The latest quarterly results comes as Paramount awaits FCC approval of its pending $8 billion merger with Skydance Media, which is on track to close in the first half of 2025. The agency’s review is due to a required transfer of broadcast licenses of Paramount’s 28 owned-and-operated local TV.
But Donald Trump’s new FCC chairman Brendan Carr, has put increased scrutiny on Paramount-owned CBS by reviving a previously dismissed “news distortion” complaint against the network from The Center for American Rights — a self-described “nonpartisan public interest law firm” — over the editing of a “60 Minutes” interview with former Vice President Kamala Harris. Carr has said that the complaint would “likely arise” in his review of the transaction.
In addition to making the interview transcripts and footage public, Carr is also seeking comment from the public to weigh in on the agency’s investigation.

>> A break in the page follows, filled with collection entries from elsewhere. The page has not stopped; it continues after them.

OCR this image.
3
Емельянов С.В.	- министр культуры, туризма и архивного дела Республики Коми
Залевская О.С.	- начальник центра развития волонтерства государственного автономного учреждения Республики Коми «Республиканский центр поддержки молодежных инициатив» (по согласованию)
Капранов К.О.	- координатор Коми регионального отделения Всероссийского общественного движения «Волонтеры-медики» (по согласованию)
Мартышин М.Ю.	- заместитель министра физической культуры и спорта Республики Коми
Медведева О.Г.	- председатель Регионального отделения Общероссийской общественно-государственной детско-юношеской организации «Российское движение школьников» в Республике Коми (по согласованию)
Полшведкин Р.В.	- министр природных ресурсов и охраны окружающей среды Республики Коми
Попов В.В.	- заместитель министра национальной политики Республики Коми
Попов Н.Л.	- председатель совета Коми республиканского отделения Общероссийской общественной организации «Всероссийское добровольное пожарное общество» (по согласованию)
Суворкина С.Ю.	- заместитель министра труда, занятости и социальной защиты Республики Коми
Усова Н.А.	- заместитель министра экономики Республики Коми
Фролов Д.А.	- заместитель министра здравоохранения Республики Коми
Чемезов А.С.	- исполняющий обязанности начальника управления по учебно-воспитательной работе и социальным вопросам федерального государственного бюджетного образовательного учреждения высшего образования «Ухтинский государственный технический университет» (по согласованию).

Public comments will be due March 7, with replies due March 24.
That interview has also resulted in a $20 billion lawsuit from Trump himself, who alleges that it was manipulated to make Harris look good ahead of the 2024 election. CBS has maintained that it did nothing wrong and has said the entire foundation of Trump’s argument is “belied” by the complete transcripts for the interview, which were handed over to the FCC, released publicly and included in Trump’s amended complaint — in which he doubled the damages sought after initially seeking $10 billion.

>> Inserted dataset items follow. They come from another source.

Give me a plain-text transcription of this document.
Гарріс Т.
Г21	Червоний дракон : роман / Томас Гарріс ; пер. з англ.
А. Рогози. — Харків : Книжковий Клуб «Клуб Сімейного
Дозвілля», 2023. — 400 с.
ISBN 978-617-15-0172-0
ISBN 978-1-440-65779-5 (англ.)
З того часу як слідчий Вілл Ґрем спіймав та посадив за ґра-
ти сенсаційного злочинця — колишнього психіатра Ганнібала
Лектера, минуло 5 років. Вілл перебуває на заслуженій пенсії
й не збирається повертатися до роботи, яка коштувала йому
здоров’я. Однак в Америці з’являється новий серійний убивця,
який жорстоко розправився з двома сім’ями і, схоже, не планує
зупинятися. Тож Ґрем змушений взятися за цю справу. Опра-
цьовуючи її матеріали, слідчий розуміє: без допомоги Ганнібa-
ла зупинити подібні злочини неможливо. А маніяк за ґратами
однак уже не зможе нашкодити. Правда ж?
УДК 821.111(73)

Both Trump and CBS have been in communication about a possible settlement and continue to consider “alternative dispute resolution options,” according to a recent court filing. If the case moves to a jury trial, it will take place for two weeks in August 2026, per the filing.
The Skydance deal also faces opposition from some Paramount shareholders, with a judge granting the Employees’ Retirement System of Rhode Island (ERSI) request to obtain books and records related to the deal as it investigates whether the sale resulted in “potential corporate wrongdoing” by Paramount, its board of directors and controlling shareholder Shari Redstone’s National Amusements.

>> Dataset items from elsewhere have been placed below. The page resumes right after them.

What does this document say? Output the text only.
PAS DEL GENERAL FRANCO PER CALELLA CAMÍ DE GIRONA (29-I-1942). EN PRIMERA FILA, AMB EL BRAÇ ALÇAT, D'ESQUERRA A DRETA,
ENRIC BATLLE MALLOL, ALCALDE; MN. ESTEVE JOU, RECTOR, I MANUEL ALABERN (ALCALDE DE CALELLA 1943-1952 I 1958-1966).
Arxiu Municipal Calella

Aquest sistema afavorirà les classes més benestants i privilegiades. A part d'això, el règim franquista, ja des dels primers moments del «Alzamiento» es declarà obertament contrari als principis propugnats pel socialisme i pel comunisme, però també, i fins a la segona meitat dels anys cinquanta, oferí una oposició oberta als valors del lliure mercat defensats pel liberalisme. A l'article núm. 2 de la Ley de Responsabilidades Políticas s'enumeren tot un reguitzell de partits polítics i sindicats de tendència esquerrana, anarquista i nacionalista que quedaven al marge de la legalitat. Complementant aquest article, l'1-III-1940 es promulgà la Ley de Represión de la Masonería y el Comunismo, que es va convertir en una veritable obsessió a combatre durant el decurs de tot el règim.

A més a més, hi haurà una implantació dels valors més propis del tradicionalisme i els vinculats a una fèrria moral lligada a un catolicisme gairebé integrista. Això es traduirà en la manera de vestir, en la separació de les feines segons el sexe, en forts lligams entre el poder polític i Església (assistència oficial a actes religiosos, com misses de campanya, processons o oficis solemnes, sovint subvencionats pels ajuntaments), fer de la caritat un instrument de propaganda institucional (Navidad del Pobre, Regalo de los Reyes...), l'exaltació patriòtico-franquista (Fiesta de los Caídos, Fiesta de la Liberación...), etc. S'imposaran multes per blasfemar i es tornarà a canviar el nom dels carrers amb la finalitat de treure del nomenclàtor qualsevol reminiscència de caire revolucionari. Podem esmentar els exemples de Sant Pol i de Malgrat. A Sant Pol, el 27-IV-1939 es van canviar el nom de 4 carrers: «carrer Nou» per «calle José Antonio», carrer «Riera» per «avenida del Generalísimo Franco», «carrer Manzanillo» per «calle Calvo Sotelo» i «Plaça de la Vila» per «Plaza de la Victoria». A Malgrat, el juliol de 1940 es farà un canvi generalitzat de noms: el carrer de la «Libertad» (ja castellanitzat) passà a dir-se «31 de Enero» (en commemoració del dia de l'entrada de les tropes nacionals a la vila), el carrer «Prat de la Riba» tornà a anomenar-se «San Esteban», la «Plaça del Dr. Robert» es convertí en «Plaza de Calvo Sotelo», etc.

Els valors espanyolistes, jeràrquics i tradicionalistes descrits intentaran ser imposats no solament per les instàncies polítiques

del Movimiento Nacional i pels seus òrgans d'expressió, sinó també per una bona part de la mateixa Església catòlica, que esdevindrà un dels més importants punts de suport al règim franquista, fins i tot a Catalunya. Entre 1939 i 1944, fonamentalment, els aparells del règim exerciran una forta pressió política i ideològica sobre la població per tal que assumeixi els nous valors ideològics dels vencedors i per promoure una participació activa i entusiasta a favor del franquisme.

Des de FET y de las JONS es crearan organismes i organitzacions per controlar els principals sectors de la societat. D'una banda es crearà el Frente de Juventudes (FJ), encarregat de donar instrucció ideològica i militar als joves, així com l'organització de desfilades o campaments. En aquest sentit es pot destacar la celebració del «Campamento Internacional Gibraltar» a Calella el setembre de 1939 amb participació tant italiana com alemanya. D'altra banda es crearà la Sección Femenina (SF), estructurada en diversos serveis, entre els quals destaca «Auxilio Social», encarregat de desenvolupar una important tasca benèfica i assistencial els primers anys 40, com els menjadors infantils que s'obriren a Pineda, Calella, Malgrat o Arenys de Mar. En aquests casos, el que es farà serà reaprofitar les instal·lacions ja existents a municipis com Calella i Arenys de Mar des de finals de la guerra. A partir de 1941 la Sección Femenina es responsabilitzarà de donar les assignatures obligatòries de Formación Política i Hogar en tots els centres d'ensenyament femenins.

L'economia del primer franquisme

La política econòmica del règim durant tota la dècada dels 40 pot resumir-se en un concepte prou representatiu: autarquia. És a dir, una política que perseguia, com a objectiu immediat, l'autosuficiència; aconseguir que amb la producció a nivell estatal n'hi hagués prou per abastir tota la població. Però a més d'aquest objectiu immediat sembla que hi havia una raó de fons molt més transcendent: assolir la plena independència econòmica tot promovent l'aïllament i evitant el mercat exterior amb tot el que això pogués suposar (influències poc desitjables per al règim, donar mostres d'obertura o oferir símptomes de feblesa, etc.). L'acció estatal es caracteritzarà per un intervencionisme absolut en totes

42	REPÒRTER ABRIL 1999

In addition to ERSI, Mario Gabelli — the largest class A Paramount shareholder behind Redstone — has filed a books and records request to look into the finer details of the transaction and a formal complaint in the Delaware Court of Chancery seeking to compel Paramount to turn over all of its transaction-related documents. Gabelli has also filed a petition with the FCC, asking the agency to pause its review as he investigates “potential fiduciary and/or federal securities violations” against the media giant’s minority shareholders.
Other Paramount shareholders who have called out the deal include Scott Baker, who has filed a proposed class-action lawsuit arguing the Skydance deal could cost shareholders $1.65 billion in damages, as well as the California State Teachers’ Retirement System (CalSTRS), which believes the damages could exceed that figure. Five of New York City’s pension funds have also challenged the deal, arguing Paramount’s board ignored a superior $13.5 billion offer from Project Rise Partners.
In an updated S4 filing, Paramount revealed that other class A and B shareholders have delivered demand letters seeking to inspect the company’s books and records to investigate breaches of fiduciary duty. Some class B shareholders have also sent demand letters related to alleged omissions in New Paramount’s registration statement.
In addition to Gabelli, The Center for American Rights, Hollywood’s Teamsters union, the Latino-owned entertainment company Fuse Media and LiveVideoAI.Corp have all filed petitions with the FCC.
If the consummation of the transaction does not occur before April 7, subject to two automatic 90-day extensions, or if a regulator blocks the merger, both Paramount and Skydance have the option of terminating the deal. Exercising that option would leave Paramount on the hook to pay Skydance a $400 million breakup fee.